Вокансону также приписывается идея построить действующую модель человека, что, видимо, не вполне верно. Хотя самым первым проектом Вокансона была «движущаяся анатомия», «которую он описывал, как машину, «состоящую из нескольких автоматов, и в которой физиологические процессы нескольких животных воспроизводятся движением огня, воздуха и воды». Об этой первой машине известно крайне мало - лишь то, что Вокансон совершил с ней успешное турне по Франции. Позднее он вернулся к своему проекту и в 1741 году представил на рассмотрение Лионской Академии замысел «создать автоматическую фигуру, движения которой будут воспроизводить все процессы в теле животного, как-то: кровообращение, дыхание, пищеварение, движение мускулов, сухожилий, нервов и т.д.… (Используя этот автомат, мы сможем осуществлять опыты по физиологи животных и… делать из них выводы, позволяющие нам распознавать разные состояния человеческого здоровья». Похоже, что эта машина так и не была завершена. Но и через двадцать с лишним лет, не расставшись со своей идеей, пусть и в более скромной форме гидравлической модели кровеносной системы, Вокансон обращается за помощью к Людовику XV . Король поддержал проект постройки машины в Гвиане, где можно было бы использовать «эластичный каучук» для изготовления вен. Эти вены стали бы первыми гибкими резиновыми трубками. И опять замысел не был осуществлен, хоть и остался, как еще одно свидетельство желания использовать жизнеподобные материалы для имитации органов человека и животных»[13].

Все же идея создания искусственного подобия человеческого организма действительно высказывалась одним французским врачом, полагавшим, что вполне возможно создать модель, воспроизводящую обменные процессы и физиологические реакции.
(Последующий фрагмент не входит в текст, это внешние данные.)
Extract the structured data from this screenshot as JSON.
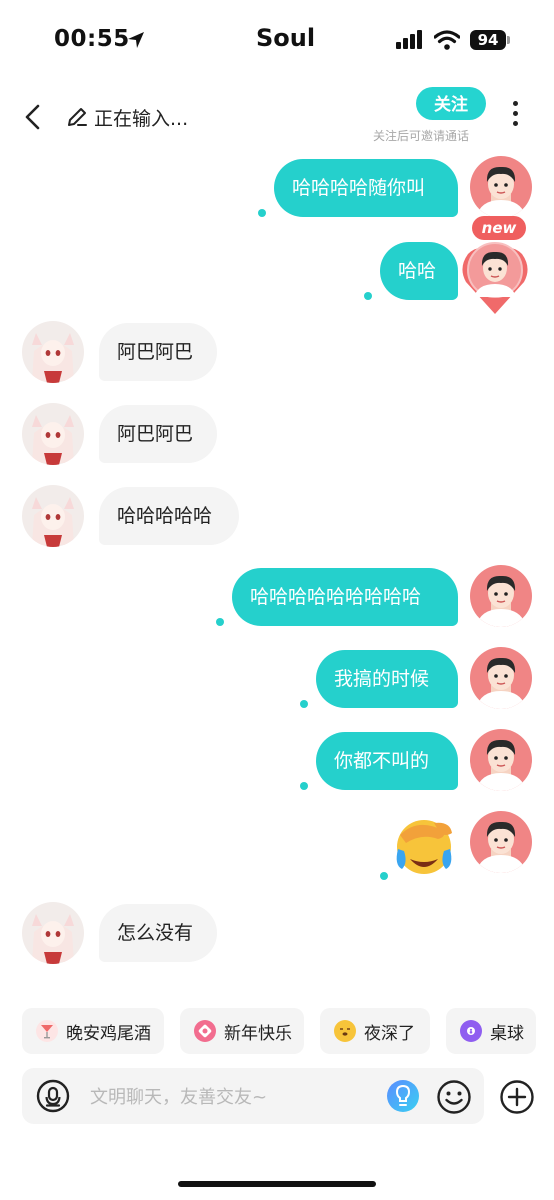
{
  "status_bar": {
    "time": "00:55",
    "battery": "94",
    "carrier_app": "Soul"
  },
  "header": {
    "typing_status": "正在输入...",
    "follow_label": "关注",
    "follow_hint": "关注后可邀请通话"
  },
  "avatar_badge": "new",
  "messages": [
    {
      "dir": "out",
      "text": "哈哈哈哈随你叫"
    },
    {
      "dir": "out",
      "text": "哈哈"
    },
    {
      "dir": "in",
      "text": "阿巴阿巴"
    },
    {
      "dir": "in",
      "text": "阿巴阿巴"
    },
    {
      "dir": "in",
      "text": "哈哈哈哈哈"
    },
    {
      "dir": "out",
      "text": "哈哈哈哈哈哈哈哈哈"
    },
    {
      "dir": "out",
      "text": "我搞的时候"
    },
    {
      "dir": "out",
      "text": "你都不叫的"
    },
    {
      "dir": "out",
      "text": "",
      "emoji": "face-with-hand-over-eyes-crying"
    },
    {
      "dir": "in",
      "text": "怎么没有"
    }
  ],
  "quick_replies": [
    {
      "label": "晚安鸡尾酒",
      "icon": "cocktail-icon"
    },
    {
      "label": "新年快乐",
      "icon": "new-year-icon"
    },
    {
      "label": "夜深了",
      "icon": "sleepy-face-icon"
    },
    {
      "label": "桌球",
      "icon": "billiard-ball-icon"
    }
  ],
  "composer": {
    "placeholder": "文明聊天，友善交友~"
  },
  "colors": {
    "accent": "#25d0cc",
    "my_avatar": "#f08585",
    "badge": "#ef5f5f"
  }
}
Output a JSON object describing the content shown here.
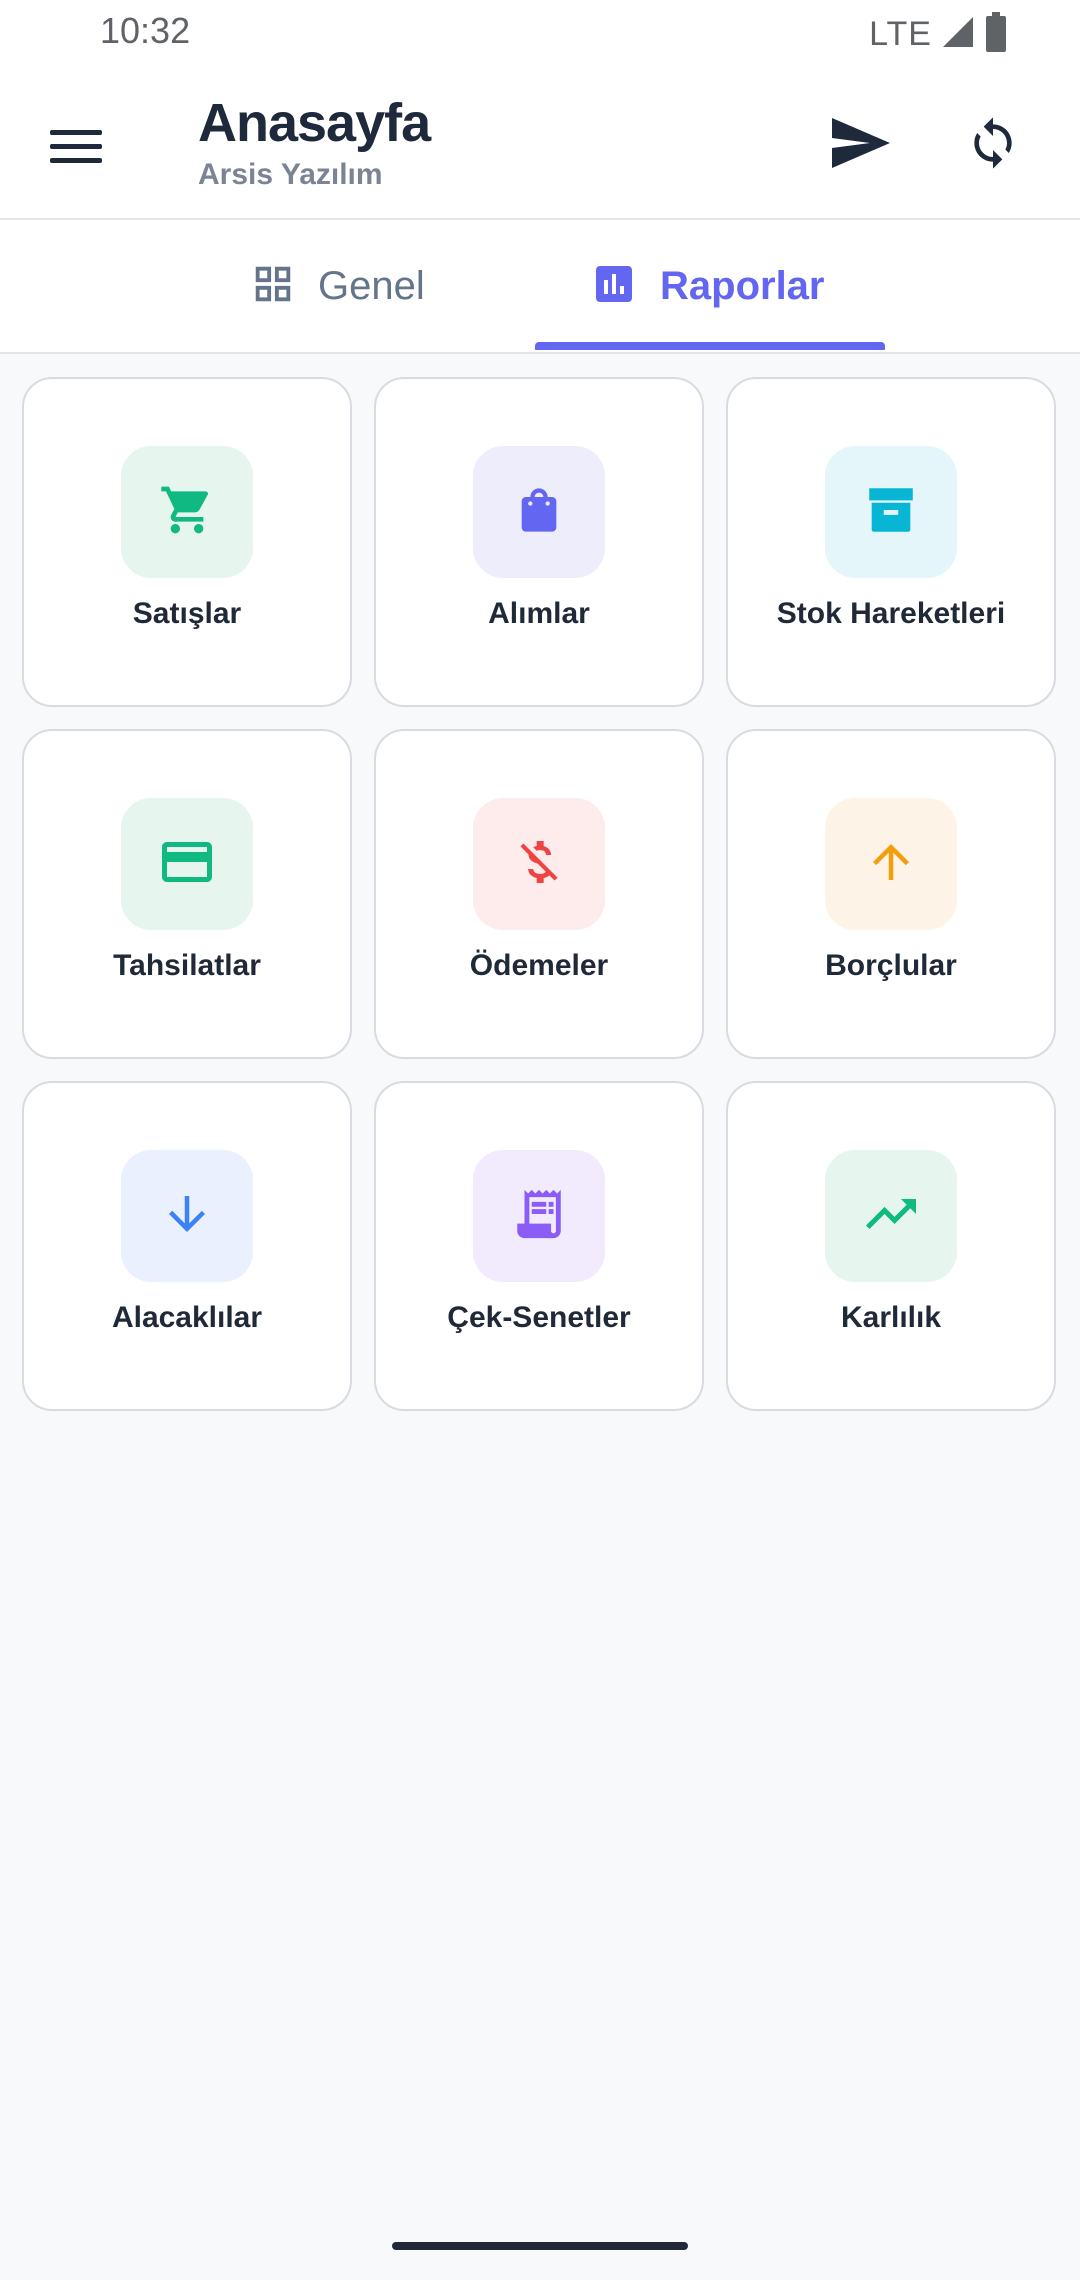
{
  "status_bar": {
    "time": "10:32",
    "network": "LTE"
  },
  "app_bar": {
    "title": "Anasayfa",
    "subtitle": "Arsis Yazılım"
  },
  "tabs": [
    {
      "label": "Genel",
      "icon": "grid-icon",
      "selected": false
    },
    {
      "label": "Raporlar",
      "icon": "bar-chart-icon",
      "selected": true
    }
  ],
  "colors": {
    "accent": "#6366f1",
    "title": "#1e293b",
    "subtitle": "#7b8494"
  },
  "cards": [
    {
      "label": "Satışlar",
      "icon": "shopping-cart-icon",
      "color": "#10b981",
      "bg": "#e6f6ef"
    },
    {
      "label": "Alımlar",
      "icon": "shopping-bag-icon",
      "color": "#6366f1",
      "bg": "#eeedfc"
    },
    {
      "label": "Stok Hareketleri",
      "icon": "archive-box-icon",
      "color": "#06b6d4",
      "bg": "#e4f6fa"
    },
    {
      "label": "Tahsilatlar",
      "icon": "credit-card-icon",
      "color": "#10b981",
      "bg": "#e6f6ef"
    },
    {
      "label": "Ödemeler",
      "icon": "money-off-icon",
      "color": "#ef4444",
      "bg": "#fdeceb"
    },
    {
      "label": "Borçlular",
      "icon": "arrow-up-icon",
      "color": "#f59e0b",
      "bg": "#fdf3e6"
    },
    {
      "label": "Alacaklılar",
      "icon": "arrow-down-icon",
      "color": "#3b82f6",
      "bg": "#eaf0fd"
    },
    {
      "label": "Çek-Senetler",
      "icon": "receipt-icon",
      "color": "#8b5cf6",
      "bg": "#f1ebfd"
    },
    {
      "label": "Karlılık",
      "icon": "trending-up-icon",
      "color": "#10b981",
      "bg": "#e6f6ef"
    }
  ]
}
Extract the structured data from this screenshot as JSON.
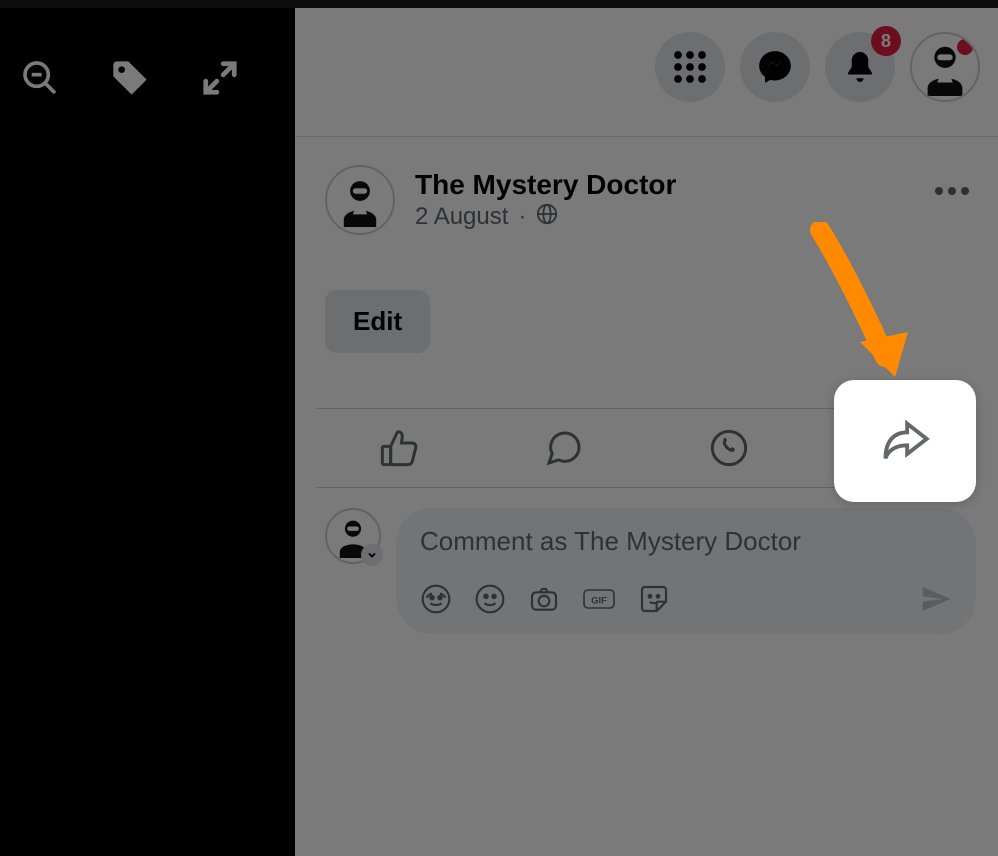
{
  "header": {
    "notification_count": "8"
  },
  "post": {
    "author": "The Mystery Doctor",
    "date": "2 August",
    "edit_label": "Edit"
  },
  "comment": {
    "placeholder": "Comment as The Mystery Doctor"
  },
  "icons": {
    "zoom_out": "zoom-out",
    "tag": "tag",
    "expand": "expand",
    "menu_grid": "menu-grid",
    "messenger": "messenger",
    "bell": "bell",
    "globe": "globe",
    "like": "like",
    "comment_bubble": "comment",
    "whatsapp": "whatsapp",
    "share": "share",
    "avatar_emoji": "avatar-emoji",
    "smile": "smile",
    "camera": "camera",
    "gif": "gif",
    "sticker": "sticker",
    "send": "send"
  }
}
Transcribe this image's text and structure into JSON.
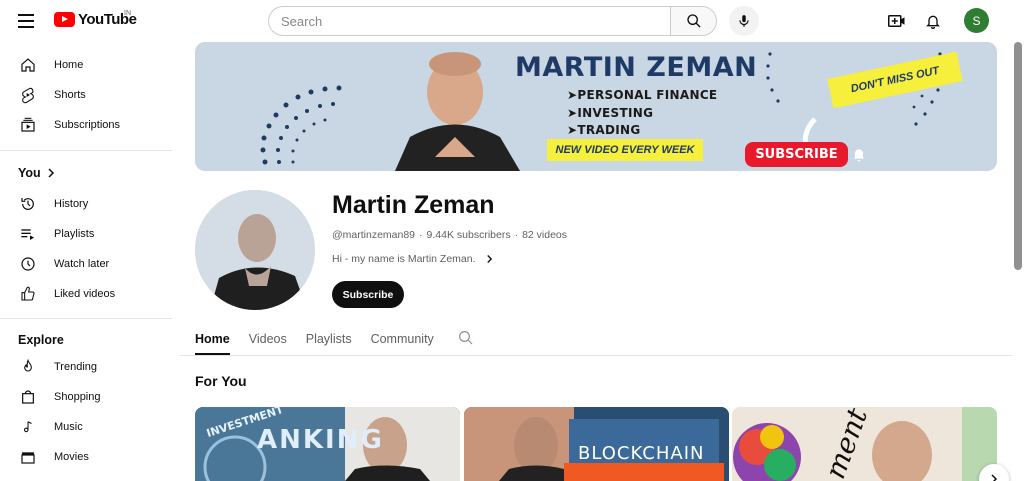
{
  "header": {
    "logo_text": "YouTube",
    "country_code": "IN",
    "search_placeholder": "Search",
    "avatar_letter": "S",
    "avatar_color": "#2e7d32"
  },
  "sidebar": {
    "main_items": [
      {
        "label": "Home",
        "icon": "home-icon"
      },
      {
        "label": "Shorts",
        "icon": "shorts-icon"
      },
      {
        "label": "Subscriptions",
        "icon": "subscriptions-icon"
      }
    ],
    "you_heading": "You",
    "you_items": [
      {
        "label": "History",
        "icon": "history-icon"
      },
      {
        "label": "Playlists",
        "icon": "playlists-icon"
      },
      {
        "label": "Watch later",
        "icon": "clock-icon"
      },
      {
        "label": "Liked videos",
        "icon": "thumbs-up-icon"
      }
    ],
    "explore_heading": "Explore",
    "explore_items": [
      {
        "label": "Trending",
        "icon": "flame-icon"
      },
      {
        "label": "Shopping",
        "icon": "shopping-bag-icon"
      },
      {
        "label": "Music",
        "icon": "music-note-icon"
      },
      {
        "label": "Movies",
        "icon": "clapperboard-icon"
      }
    ]
  },
  "banner": {
    "name": "MARTIN ZEMAN",
    "lines": [
      "➤PERSONAL FINANCE",
      "➤INVESTING",
      "➤TRADING"
    ],
    "tagline": "NEW VIDEO EVERY WEEK",
    "subscribe": "SUBSCRIBE",
    "dont_miss": "DON'T MISS OUT",
    "bg_color": "#c9d6e3",
    "accent_color": "#1e3a66"
  },
  "channel": {
    "name": "Martin Zeman",
    "handle": "@martinzeman89",
    "subscribers": "9.44K subscribers",
    "videos": "82 videos",
    "separator": "·",
    "description": "Hi - my name is Martin Zeman.",
    "subscribe_label": "Subscribe"
  },
  "tabs": [
    {
      "label": "Home",
      "active": true
    },
    {
      "label": "Videos",
      "active": false
    },
    {
      "label": "Playlists",
      "active": false
    },
    {
      "label": "Community",
      "active": false
    }
  ],
  "section": {
    "title": "For You"
  },
  "thumbnails": [
    {
      "text_top": "INVESTMENT",
      "text_main": "ANKING",
      "bg": "#3c6a8e"
    },
    {
      "text_top": "",
      "text_main": "BLOCKCHAIN",
      "bg": "#1f3f63"
    },
    {
      "text_top": "",
      "text_main": "ment",
      "bg": "#e8ddd0"
    }
  ]
}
«Хирург… по имени Клод-Николя Ле Ка[14]… в 1739 году опубликовал описание (ныне утраченное) «автоматического человека, в котором можно видеть исполнение основных процессов животной экономики», а именно кровообращения, дыхания и «выделения». Его идея, как и у Вокансона ,… состояла в том, что на таком автомате можно ставить опыты, проверяя различные способы лечения человека. Неясно, что стало с первоначальным проектом, но Ле Ка вернулся к своему замыслу в 1744, когда на заседании Руанской Академии прочитал доклад, содержавший то же предложение «построить искусственного человека или автомат, в котором он намеревается показать все функции организма - циркуляцию крови, сокращения сердца, работу легких, поглощение пищи и ее переваривание, выделение, заполнение кровеносных сосудов и их опустошение при кровотечениях,» - и дальше Ле Ка воспроизвел особенность современной ему механистической философии, трактовавшей язык в ряду телесных отправлений, - «речь и произношение слов». Доклад собрал множество слушателей, один из которых описал эту сцену следующим образом: «Месье Ле Ка поведал нам о замысле создать искусственного человека. Его автомат будет обладать кровообращением, дыханием, квази-пищеварением , выделением, а также сердцем, легкими, печенью, мочевым пузырем и, прости Господи, всем, что оттуда исходит. Если он подхватит лихорадку, мы пустим ему кровь, дадим ему слабительного, и он будет совсем как человек - даже слишком». Утверждение о том, что можно построить человека-машину, который мог бы не только дышать и усваивать пищу, но и говорить, болеть лихорадкой, лечиться и вылечиваться от болезни, подразумевало знание не только о том, что есть человек, но и о том, что есть машина»[15].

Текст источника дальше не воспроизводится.